[Spoiler alert: Yes!! If you don’t you’re dead in this economy.]
I debated this question with the COO of medium-sized technology firm recently.
His take was that while leadership at every level sounded nice, in reality it was impractical and unwise. His argument surrounded five reasons:
- Some people don’t have the skills to lead
- Some people don’t want to lead
- If everyone thinks they’re a leader too many people are directing things and not enough people are doing things
- Having too many leaders creates confusion
- Developing leaders is a resource-intensive task and, given reasons 1-4, not a good investment except for high potentials
I understand his logic, but it has a flaw; it defines leadership too narrowly.

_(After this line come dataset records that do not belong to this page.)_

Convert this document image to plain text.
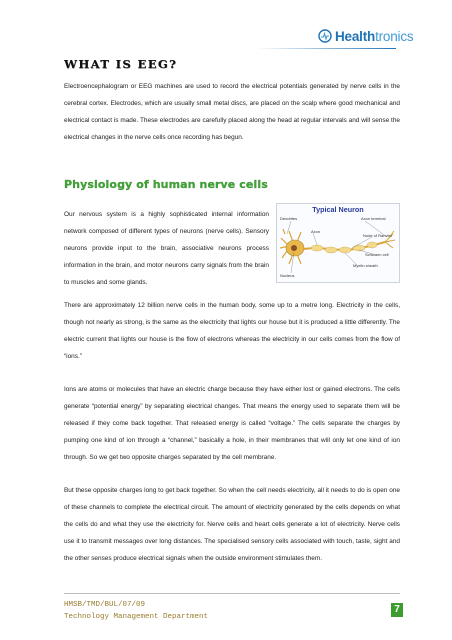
Healthtronics
WHAT IS EEG?
Electroencephalogram or EEG machines are used to record the electrical potentials generated by nerve cells in the cerebral cortex. Electrodes, which are usually small metal discs, are placed on the scalp where good mechanical and electrical contact is made. These electrodes are carefully placed along the head at regular intervals and will sense the electrical changes in the nerve cells once recording has begun.
Physiology of human nerve cells
Our nervous system is a highly sophisticated internal information network composed of different types of neurons (nerve cells). Sensory neurons provide input to the brain, associative neurons process information in the brain, and motor neurons carry signals from the brain to muscles and some glands.
Typical Neuron
Dendrites	Axon terminal
Axon
Node of Ranvier
Schwann cell
Nucleus
Myelin sheath
There are approximately 12 billion nerve cells in the human body, some up to a metre long. Electricity in the cells, though not nearly as strong, is the same as the electricity that lights our house but it is produced a little differently. The electric current that lights our house is the flow of electrons whereas the electricity in our cells comes from the flow of “ions.”
Ions are atoms or molecules that have an electric charge because they have either lost or gained electrons. The cells generate “potential energy” by separating electrical changes. That means the energy used to separate them will be released if they come back together. That released energy is called “voltage.” The cells separate the charges by pumping one kind of ion through a “channel,” basically a hole, in their membranes that will only let one kind of ion through. So we get two opposite charges separated by the cell membrane.
But these opposite charges long to get back together. So when the cell needs electricity, all it needs to do is open one of these channels to complete the electrical circuit. The amount of electricity generated by the cells depends on what the cells do and what they use the electricity for. Nerve cells and heart cells generate a lot of electricity. Nerve cells use it to transmit messages over long distances. The specialised sensory cells associated with touch, taste, sight and the other senses produce electrical signals when the outside environment stimulates them.
HMSB/TMD/BUL/07/09
Technology Management Department
7
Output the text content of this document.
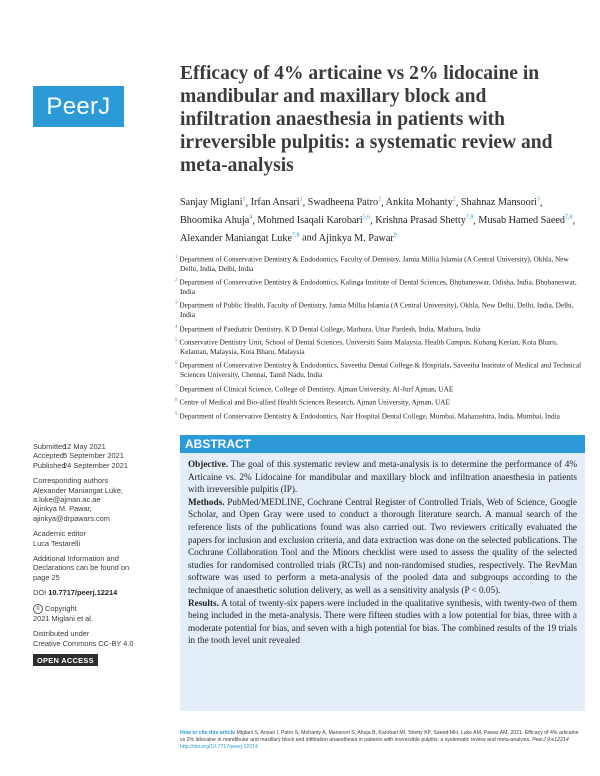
PeerJ
Efficacy of 4% articaine vs 2% lidocaine in mandibular and maxillary block and infiltration anaesthesia in patients with irreversible pulpitis: a systematic review and meta-analysis
Sanjay Miglani$^1$, Irfan Ansari$^1$, Swadheena Patro$^2$, Ankita Mohanty$^2$, Shahnaz Mansoori$^3$, Bhoomika Ahuja$^4$, Mohmed Isaqali Karobari$^{5,6}$, Krishna Prasad Shetty$^{7,8}$, Musab Hamed Saeed$^{7,8}$, Alexander Maniangat Luke$^{7,8}$ and Ajinkya M. Pawar$^9$
$^1$ Department of Conservative Dentistry & Endodontics, Faculty of Dentistry, Jamia Millia Islamia (A Central University), Okhla, New Delhi, India, Delhi, India
$^2$ Department of Conservative Dentistry & Endodontics, Kalinga Institute of Dental Sciences, Bhubaneswar, Odisha, India, Bhubaneswar, India
$^3$ Department of Public Health, Faculty of Dentistry, Jamia Millia Islamia (A Central University), Okhla, New Delhi, Delhi, India, Delhi, India
$^4$ Department of Paediatric Dentistry, K D Dental College, Mathura, Uttar Pardesh, India, Mathura, India
$^5$ Conservative Dentistry Unit, School of Dental Sciences, Universiti Sains Malaysia, Health Campus, Kubang Kerian, Kota Bharu, Kelantan, Malaysia, Kota Bharu, Malaysia
$^6$ Department of Conservative Dentistry & Endodontics, Saveetha Dental College & Hospitals, Saveetha Institute of Medical and Technical Sciences University, Chennai, Tamil Nadu, India
$^7$ Department of Clinical Science, College of Dentistry, Ajman University, Al-Jurf Ajman, UAE
$^8$ Centre of Medical and Bio-allied Health Sciences Research, Ajman University, Ajman, UAE
$^9$ Department of Conservative Dentistry & Endodontics, Nair Hospital Dental College, Mumbai, Maharashtra, India, Mumbai, India
Submitted 12 May 2021
Accepted 5 September 2021
Published 24 September 2021
Corresponding authors
Alexander Maniangat Luke,
a.luke@ajman.ac.ae
Ajinkya M. Pawar,
ajinkya@drpawars.com
Academic editor
Luca Testarelli
Additional Information and
Declarations can be found on
page 25
DOI 10.7717/peerj.12214
© Copyright
2021 Miglani et al.
Distributed under
Creative Commons CC-BY 4.0
OPEN ACCESS
ABSTRACT

Objective. The goal of this systematic review and meta-analysis is to determine the performance of 4% Articaine vs. 2% Lidocaine for mandibular and maxillary block and infiltration anaesthesia in patients with irreversible pulpitis (IP).

Methods. PubMed/MEDLINE, Cochrane Central Register of Controlled Trials, Web of Science, Google Scholar, and Open Gray were used to conduct a thorough literature search. A manual search of the reference lists of the publications found was also carried out. Two reviewers critically evaluated the papers for inclusion and exclusion criteria, and data extraction was done on the selected publications. The Cochrane Collaboration Tool and the Minors checklist were used to assess the quality of the selected studies for randomised controlled trials (RCTs) and non-randomised studies, respectively. The RevMan software was used to perform a meta-analysis of the pooled data and subgroups according to the technique of anaesthetic solution delivery, as well as a sensitivity analysis (P < 0.05).

Results. A total of twenty-six papers were included in the qualitative synthesis, with twenty-two of them being included in the meta-analysis. There were fifteen studies with a low potential for bias, three with a moderate potential for bias, and seven with a high potential for bias. The combined results of the 19 trials in the tooth level unit revealed

How to cite this article Miglani S, Ansari I, Patro S, Mohanty A, Mansoori S, Ahuja B, Karobari MI, Shetty KP, Saeed MH, Luke AM, Pawar AM. 2021. Efficacy of 4% articaine vs 2% lidocaine in mandibular and maxillary block and infiltration anaesthesia in patients with irreversible pulpitis: a systematic review and meta-analysis. PeerJ 9:e12214 http://doi.org/10.7717/peerj.12214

Too often we cleave to an antiquated notion of leadership as visionary direction-setting and fearlessly leading the troops into future with a few big strategic decisions. Yes, that is one type of leadership, but it’s grounded in a set of assumptions about how the world works (military-industrial and command-and-control) that are rapidly changing. When the world moved more slowly a few big decisions at the top could legitimately set a trajectory for years to come. In this day and age, that’s a recipe for obsolescence.

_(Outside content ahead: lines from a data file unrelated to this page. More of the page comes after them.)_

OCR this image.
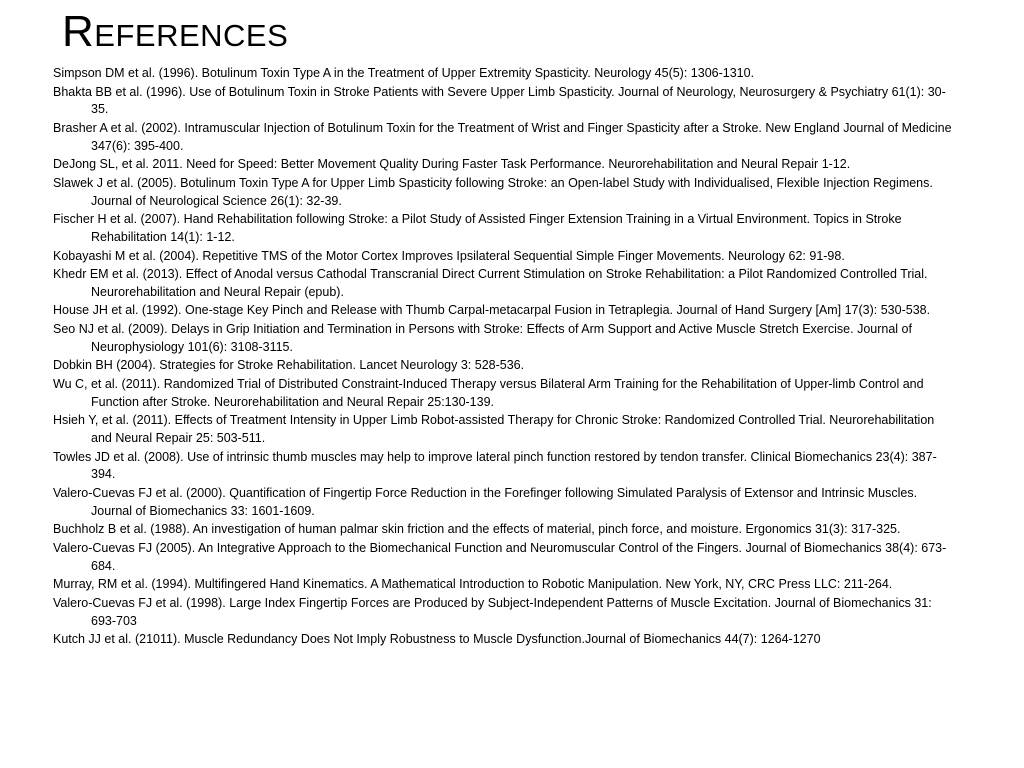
References
Simpson DM et al. (1996). Botulinum Toxin Type A in the Treatment of Upper Extremity Spasticity. Neurology 45(5): 1306-1310.
Bhakta BB et al. (1996). Use of Botulinum Toxin in Stroke Patients with Severe Upper Limb Spasticity. Journal of Neurology, Neurosurgery & Psychiatry 61(1): 30-35.
Brasher A et al. (2002). Intramuscular Injection of Botulinum Toxin for the Treatment of Wrist and Finger Spasticity after a Stroke. New England Journal of Medicine 347(6): 395-400.
DeJong SL, et al. 2011. Need for Speed: Better Movement Quality During Faster Task Performance. Neurorehabilitation and Neural Repair 1-12.
Slawek J et al. (2005). Botulinum Toxin Type A for Upper Limb Spasticity following Stroke: an Open-label Study with Individualised, Flexible Injection Regimens. Journal of Neurological Science 26(1): 32-39.
Fischer H et al. (2007). Hand Rehabilitation following Stroke: a Pilot Study of Assisted Finger Extension Training in a Virtual Environment. Topics in Stroke Rehabilitation 14(1): 1-12.
Kobayashi M et al. (2004). Repetitive TMS of the Motor Cortex Improves Ipsilateral Sequential Simple Finger Movements. Neurology 62: 91-98.
Khedr EM et al. (2013). Effect of Anodal versus Cathodal Transcranial Direct Current Stimulation on Stroke Rehabilitation: a Pilot Randomized Controlled Trial. Neurorehabilitation and Neural Repair (epub).
House JH et al. (1992). One-stage Key Pinch and Release with Thumb Carpal-metacarpal Fusion in Tetraplegia. Journal of Hand Surgery [Am] 17(3): 530-538.
Seo NJ et al. (2009). Delays in Grip Initiation and Termination in Persons with Stroke: Effects of Arm Support and Active Muscle Stretch Exercise. Journal of Neurophysiology 101(6): 3108-3115.
Dobkin BH (2004). Strategies for Stroke Rehabilitation. Lancet Neurology 3: 528-536.
Wu C, et al. (2011). Randomized Trial of Distributed Constraint-Induced Therapy versus Bilateral Arm Training for the Rehabilitation of Upper-limb Control and Function after Stroke. Neurorehabilitation and Neural Repair 25:130-139.
Hsieh Y, et al. (2011). Effects of Treatment Intensity in Upper Limb Robot-assisted Therapy for Chronic Stroke: Randomized Controlled Trial. Neurorehabilitation and Neural Repair 25: 503-511.
Towles JD et al. (2008). Use of intrinsic thumb muscles may help to improve lateral pinch function restored by tendon transfer. Clinical Biomechanics 23(4): 387-394.
Valero-Cuevas FJ et al. (2000). Quantification of Fingertip Force Reduction in the Forefinger following Simulated Paralysis of Extensor and Intrinsic Muscles. Journal of Biomechanics 33: 1601-1609.
Buchholz B et al. (1988). An investigation of human palmar skin friction and the effects of material, pinch force, and moisture. Ergonomics 31(3): 317-325.
Valero-Cuevas FJ (2005). An Integrative Approach to the Biomechanical Function and Neuromuscular Control of the Fingers. Journal of Biomechanics 38(4): 673-684.
Murray, RM et al. (1994). Multifingered Hand Kinematics. A Mathematical Introduction to Robotic Manipulation. New York, NY, CRC Press LLC: 211-264.
Valero-Cuevas FJ et al. (1998). Large Index Fingertip Forces are Produced by Subject-Independent Patterns of Muscle Excitation. Journal of Biomechanics 31: 693-703
Kutch JJ et al. (21011). Muscle Redundancy Does Not Imply Robustness to Muscle Dysfunction.Journal of Biomechanics 44(7): 1264-1270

Here’s a broader and more useful definition of leadership nowadays: critical and collaborative thinking and action given what you see in front you.
You want your C-Suite doing this, but you also want the lowest-level person in your organization doing it too. The scope and impact of their decisions will obviously differ, but the general mindset remains the same—we need everyone motivated to solve problems. Building critical and collaborative thinkers and doers at one level strengthens their ability to do the same at the next level and the next level.
Here’s a practical idea. Define what leadership looks like, as a mindset and set of behaviors, at every level of your organization. Create a curriculum that builds on itself as employees grow. First it’s about leading the self, then leading others, then leading the org. At each level touch upon the other levels so people see the bigger picture of leadership in the org. Have people understand what’s going to be required of them before they get there. The smart ones will start picking it up themselves.
Don’t wait to teach leadership until people are “ready” and somehow “worthy of investment.” If you do, you’ll never end up with who you need when you need them. Invest smartly in leadership building and a leadership culture all along the way. It’s the foundation of competitive advantage these days.